Opvallend aan de resultaten van Carols onderzoek waren de verschillen tussen afzonderlijke rassen. “Grotere trekpaarden zoals Shires en warmbloeden neigden meer naar verziendheid. Terwijl volbloeden en volbloedkruisingen vaker bijziend waren.” Carol vermoedt dat er een verklaring schuilt in de vorm van de schedel en de oogpositie in de schedel. Leeftijdsgebonden veranderingen in refractieafwijkingen die tijdens de ontwikkelingsfase ontstaan, komen veel voor bij sommige diersoorten. Dit heeft te maken met de manier waarop de oogbal groeit. In een eerder onderzoek, waaraan veel veulens meededen, was 52% van de groep verziend. Carol Hall vond in haar onderzoek geen verband tussen leeftijd en verziendheid, misschien mede veroorzaakt door het feit dat er maar een paar veulens aan het onderzoek meededen. Overigens kan de omgeving waarin een paard wordt gehouden het zicht wel degelijk beïnvloeden. Denk aan een gespeend veulen dat in een kleine ruimte wordt gehouden. Dit kan een stal zijn, maar ook een kleine paddock of een klein weiland. Zo’n veulen ontwikkelt zijn zicht mogelijk niet volledig en optimaal. Hij zal immers weinig oefenen met in de verte zien en zijn zicht past zich daaraan aan.

Oogtest


Nuttig was het onderzoek zeker, vinden de onderzoekers. De kennis die ze hebben vergaard leidt hopelijk tot meer veiligheid en betere prestaties in de wedstrijdring. “Ik ben ervan overtuigd dat het visueel vermogen van een paard beoordeeld zou moeten worden in de sport, uitvoeriger dan nu wordt gedaan.” Nu bestaat een veterinaire oogcontrole doorgaans uit niet meer dan een grove beoordeling van het zicht en een screening op oogletsel. De mate waarin een paardenoog kan focussen wordt hierbij doorgaans niet meegenomen, terwijl het effect van een refractieafwijking behoorlijk groot kan zijn.

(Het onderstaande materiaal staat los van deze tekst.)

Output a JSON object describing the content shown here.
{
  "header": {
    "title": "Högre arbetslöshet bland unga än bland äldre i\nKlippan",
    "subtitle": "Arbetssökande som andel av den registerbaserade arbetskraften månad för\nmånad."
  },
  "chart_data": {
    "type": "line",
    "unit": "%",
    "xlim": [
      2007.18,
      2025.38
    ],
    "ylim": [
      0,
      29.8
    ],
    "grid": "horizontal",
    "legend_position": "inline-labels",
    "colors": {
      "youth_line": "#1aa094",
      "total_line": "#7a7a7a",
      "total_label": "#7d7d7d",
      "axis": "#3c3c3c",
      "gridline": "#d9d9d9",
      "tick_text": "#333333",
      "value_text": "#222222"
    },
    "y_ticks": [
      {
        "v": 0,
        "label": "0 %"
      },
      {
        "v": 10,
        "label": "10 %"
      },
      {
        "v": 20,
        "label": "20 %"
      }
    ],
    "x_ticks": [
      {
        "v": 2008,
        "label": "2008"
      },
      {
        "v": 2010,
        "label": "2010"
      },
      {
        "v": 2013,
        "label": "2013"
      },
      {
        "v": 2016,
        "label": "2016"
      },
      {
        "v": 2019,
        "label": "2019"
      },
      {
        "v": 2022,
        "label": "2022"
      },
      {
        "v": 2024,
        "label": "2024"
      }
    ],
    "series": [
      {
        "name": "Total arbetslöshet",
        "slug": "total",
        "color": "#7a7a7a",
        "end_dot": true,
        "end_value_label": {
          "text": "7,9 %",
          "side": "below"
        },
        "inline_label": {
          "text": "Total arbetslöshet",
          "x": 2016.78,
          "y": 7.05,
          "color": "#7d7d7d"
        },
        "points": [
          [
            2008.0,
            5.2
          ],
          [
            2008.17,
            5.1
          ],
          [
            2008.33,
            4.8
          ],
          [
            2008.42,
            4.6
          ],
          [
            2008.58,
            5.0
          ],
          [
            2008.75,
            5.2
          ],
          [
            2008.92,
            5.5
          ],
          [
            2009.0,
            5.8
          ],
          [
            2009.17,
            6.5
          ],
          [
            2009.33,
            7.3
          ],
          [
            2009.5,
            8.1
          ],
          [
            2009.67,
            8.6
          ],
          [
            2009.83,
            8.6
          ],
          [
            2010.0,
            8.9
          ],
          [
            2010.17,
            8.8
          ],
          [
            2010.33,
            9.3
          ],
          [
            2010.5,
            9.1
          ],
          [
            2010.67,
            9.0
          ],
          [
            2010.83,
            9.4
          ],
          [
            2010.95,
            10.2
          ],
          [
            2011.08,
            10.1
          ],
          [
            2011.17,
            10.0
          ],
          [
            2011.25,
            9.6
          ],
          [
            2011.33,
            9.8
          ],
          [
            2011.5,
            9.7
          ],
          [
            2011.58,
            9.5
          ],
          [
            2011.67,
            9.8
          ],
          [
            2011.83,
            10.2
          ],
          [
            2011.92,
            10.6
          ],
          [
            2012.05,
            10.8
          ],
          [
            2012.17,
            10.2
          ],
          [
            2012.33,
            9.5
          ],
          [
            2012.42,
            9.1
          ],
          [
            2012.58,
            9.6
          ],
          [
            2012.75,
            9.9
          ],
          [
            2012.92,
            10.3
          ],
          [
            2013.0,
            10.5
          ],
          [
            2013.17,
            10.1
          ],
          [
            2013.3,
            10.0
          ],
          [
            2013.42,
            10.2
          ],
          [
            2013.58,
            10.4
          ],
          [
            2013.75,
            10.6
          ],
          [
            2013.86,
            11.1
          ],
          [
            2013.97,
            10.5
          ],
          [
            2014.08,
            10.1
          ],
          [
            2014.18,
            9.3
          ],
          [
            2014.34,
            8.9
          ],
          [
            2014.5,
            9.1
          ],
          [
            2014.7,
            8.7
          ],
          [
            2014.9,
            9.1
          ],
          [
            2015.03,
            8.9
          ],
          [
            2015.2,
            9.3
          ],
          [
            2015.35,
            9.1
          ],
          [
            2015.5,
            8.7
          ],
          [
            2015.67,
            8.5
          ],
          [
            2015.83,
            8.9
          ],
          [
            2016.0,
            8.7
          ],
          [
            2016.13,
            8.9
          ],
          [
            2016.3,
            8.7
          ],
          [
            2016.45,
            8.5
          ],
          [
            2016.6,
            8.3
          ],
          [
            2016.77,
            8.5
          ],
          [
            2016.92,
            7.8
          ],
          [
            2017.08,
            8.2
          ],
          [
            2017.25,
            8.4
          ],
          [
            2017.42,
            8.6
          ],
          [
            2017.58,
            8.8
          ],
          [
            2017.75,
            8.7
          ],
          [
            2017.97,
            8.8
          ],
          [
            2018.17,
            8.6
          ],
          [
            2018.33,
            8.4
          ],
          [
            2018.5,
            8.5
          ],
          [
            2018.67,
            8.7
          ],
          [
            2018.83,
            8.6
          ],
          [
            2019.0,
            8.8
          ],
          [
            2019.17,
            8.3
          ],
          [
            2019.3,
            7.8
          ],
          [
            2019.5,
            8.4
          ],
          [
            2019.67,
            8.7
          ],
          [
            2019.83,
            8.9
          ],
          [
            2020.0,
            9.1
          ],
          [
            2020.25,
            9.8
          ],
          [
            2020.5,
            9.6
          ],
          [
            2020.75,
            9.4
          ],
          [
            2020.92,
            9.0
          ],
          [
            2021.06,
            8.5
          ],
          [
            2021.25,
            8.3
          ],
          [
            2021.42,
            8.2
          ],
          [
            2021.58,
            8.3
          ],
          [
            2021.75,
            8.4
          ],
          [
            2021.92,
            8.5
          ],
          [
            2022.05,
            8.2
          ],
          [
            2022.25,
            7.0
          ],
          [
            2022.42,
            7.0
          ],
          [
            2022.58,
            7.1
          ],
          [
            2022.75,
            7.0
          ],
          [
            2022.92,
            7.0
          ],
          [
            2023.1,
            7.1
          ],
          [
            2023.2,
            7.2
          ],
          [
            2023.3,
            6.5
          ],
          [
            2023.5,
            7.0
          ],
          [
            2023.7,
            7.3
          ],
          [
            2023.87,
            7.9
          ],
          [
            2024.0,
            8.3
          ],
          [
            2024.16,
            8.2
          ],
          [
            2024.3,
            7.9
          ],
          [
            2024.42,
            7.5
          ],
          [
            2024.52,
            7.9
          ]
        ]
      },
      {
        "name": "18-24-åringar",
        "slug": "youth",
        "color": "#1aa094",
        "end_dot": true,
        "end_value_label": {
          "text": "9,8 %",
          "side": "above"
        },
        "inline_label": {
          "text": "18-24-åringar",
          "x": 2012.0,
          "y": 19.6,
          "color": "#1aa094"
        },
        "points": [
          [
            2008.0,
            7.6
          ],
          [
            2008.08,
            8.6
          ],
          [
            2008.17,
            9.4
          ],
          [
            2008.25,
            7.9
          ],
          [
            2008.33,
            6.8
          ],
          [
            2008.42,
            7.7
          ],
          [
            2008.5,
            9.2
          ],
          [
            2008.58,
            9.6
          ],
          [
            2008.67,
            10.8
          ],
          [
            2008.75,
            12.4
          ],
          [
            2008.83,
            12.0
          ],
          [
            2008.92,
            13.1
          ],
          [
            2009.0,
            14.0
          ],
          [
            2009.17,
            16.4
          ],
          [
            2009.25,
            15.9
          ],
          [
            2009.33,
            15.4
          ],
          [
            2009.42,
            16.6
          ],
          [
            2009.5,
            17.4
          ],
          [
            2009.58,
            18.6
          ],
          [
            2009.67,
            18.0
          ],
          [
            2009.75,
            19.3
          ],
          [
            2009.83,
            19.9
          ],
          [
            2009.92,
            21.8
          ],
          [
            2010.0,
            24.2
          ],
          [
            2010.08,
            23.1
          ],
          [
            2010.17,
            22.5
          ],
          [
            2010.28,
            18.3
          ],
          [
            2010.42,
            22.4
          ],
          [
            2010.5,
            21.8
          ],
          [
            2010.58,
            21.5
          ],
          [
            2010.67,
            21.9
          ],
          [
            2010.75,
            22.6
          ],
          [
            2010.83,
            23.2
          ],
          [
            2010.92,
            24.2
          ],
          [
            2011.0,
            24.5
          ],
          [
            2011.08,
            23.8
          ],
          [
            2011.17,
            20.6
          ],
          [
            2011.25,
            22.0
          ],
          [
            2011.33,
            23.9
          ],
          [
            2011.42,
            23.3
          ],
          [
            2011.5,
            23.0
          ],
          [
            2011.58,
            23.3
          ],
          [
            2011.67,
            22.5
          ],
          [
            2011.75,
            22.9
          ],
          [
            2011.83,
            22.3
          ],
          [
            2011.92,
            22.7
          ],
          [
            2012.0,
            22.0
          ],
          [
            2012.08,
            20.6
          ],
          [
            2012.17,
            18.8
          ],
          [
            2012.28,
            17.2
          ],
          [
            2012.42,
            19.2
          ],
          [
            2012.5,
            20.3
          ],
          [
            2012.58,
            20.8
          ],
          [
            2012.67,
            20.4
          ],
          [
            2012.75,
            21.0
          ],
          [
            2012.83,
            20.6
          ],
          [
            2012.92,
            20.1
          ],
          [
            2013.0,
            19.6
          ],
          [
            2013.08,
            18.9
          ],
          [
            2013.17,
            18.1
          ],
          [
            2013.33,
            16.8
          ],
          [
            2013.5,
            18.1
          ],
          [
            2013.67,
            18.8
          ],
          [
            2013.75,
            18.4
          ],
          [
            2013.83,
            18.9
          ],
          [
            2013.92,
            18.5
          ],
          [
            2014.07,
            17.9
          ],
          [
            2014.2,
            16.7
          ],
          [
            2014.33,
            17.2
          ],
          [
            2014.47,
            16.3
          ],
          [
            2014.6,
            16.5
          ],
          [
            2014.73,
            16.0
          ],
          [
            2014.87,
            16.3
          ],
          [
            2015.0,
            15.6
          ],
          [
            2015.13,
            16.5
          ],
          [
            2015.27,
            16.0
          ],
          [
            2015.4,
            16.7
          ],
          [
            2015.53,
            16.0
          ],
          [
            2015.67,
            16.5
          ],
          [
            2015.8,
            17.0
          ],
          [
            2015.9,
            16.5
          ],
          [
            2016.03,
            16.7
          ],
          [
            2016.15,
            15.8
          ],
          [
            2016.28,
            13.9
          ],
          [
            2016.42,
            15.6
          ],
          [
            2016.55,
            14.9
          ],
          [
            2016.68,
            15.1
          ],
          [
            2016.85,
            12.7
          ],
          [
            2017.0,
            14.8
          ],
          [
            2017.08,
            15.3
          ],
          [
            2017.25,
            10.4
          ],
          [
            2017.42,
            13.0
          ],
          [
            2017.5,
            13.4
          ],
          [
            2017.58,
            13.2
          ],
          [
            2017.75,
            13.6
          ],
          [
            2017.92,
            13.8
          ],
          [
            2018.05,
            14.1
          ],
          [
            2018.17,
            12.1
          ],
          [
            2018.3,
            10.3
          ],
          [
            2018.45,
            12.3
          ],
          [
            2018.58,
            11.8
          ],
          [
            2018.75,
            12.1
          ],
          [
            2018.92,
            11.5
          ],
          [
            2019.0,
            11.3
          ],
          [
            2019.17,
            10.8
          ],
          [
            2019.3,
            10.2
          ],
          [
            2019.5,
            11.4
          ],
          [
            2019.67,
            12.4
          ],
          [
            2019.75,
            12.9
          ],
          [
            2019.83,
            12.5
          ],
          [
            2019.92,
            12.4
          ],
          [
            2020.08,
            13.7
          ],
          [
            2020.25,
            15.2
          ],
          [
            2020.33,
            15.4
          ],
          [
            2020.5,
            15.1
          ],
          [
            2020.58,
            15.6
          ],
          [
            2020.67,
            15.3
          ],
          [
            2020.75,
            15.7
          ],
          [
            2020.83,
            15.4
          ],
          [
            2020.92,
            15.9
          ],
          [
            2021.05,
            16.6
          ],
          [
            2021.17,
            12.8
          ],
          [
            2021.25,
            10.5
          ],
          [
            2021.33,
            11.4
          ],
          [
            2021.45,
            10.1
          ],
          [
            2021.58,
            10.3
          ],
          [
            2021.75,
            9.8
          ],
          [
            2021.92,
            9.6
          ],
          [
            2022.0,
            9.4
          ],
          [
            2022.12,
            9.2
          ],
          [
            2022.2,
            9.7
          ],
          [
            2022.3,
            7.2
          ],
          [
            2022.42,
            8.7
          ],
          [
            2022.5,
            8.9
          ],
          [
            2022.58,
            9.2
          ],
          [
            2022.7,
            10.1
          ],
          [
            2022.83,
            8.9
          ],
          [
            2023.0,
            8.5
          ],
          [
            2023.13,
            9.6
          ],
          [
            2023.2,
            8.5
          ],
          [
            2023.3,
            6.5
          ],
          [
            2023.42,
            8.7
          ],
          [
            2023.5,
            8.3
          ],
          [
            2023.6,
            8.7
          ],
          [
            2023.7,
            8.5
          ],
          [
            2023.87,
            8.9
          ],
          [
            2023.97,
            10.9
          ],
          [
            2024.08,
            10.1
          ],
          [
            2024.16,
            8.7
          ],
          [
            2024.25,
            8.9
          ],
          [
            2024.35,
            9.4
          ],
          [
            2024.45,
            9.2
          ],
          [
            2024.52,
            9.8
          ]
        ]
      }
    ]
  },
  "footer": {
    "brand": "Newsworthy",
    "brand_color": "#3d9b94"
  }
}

“Wanneer een paard als sportpaard wordt beoordeeld zou een visuele test daarom heel waardevol zijn. Mensen worden voor diverse activiteiten getest op zicht. Op je rijexamen wordt je zicht bijvoorbeeld gecheckt. Terwijl sportpaarden visueel absoluut het een en ander moet kunnen beoordelen. Denk aan de springsport of cross country. Een paard met verminderd zicht kan ongelukken of erger veroorzaken. Wij pleiten dus voor de invoering van zichttesten voor paarden.”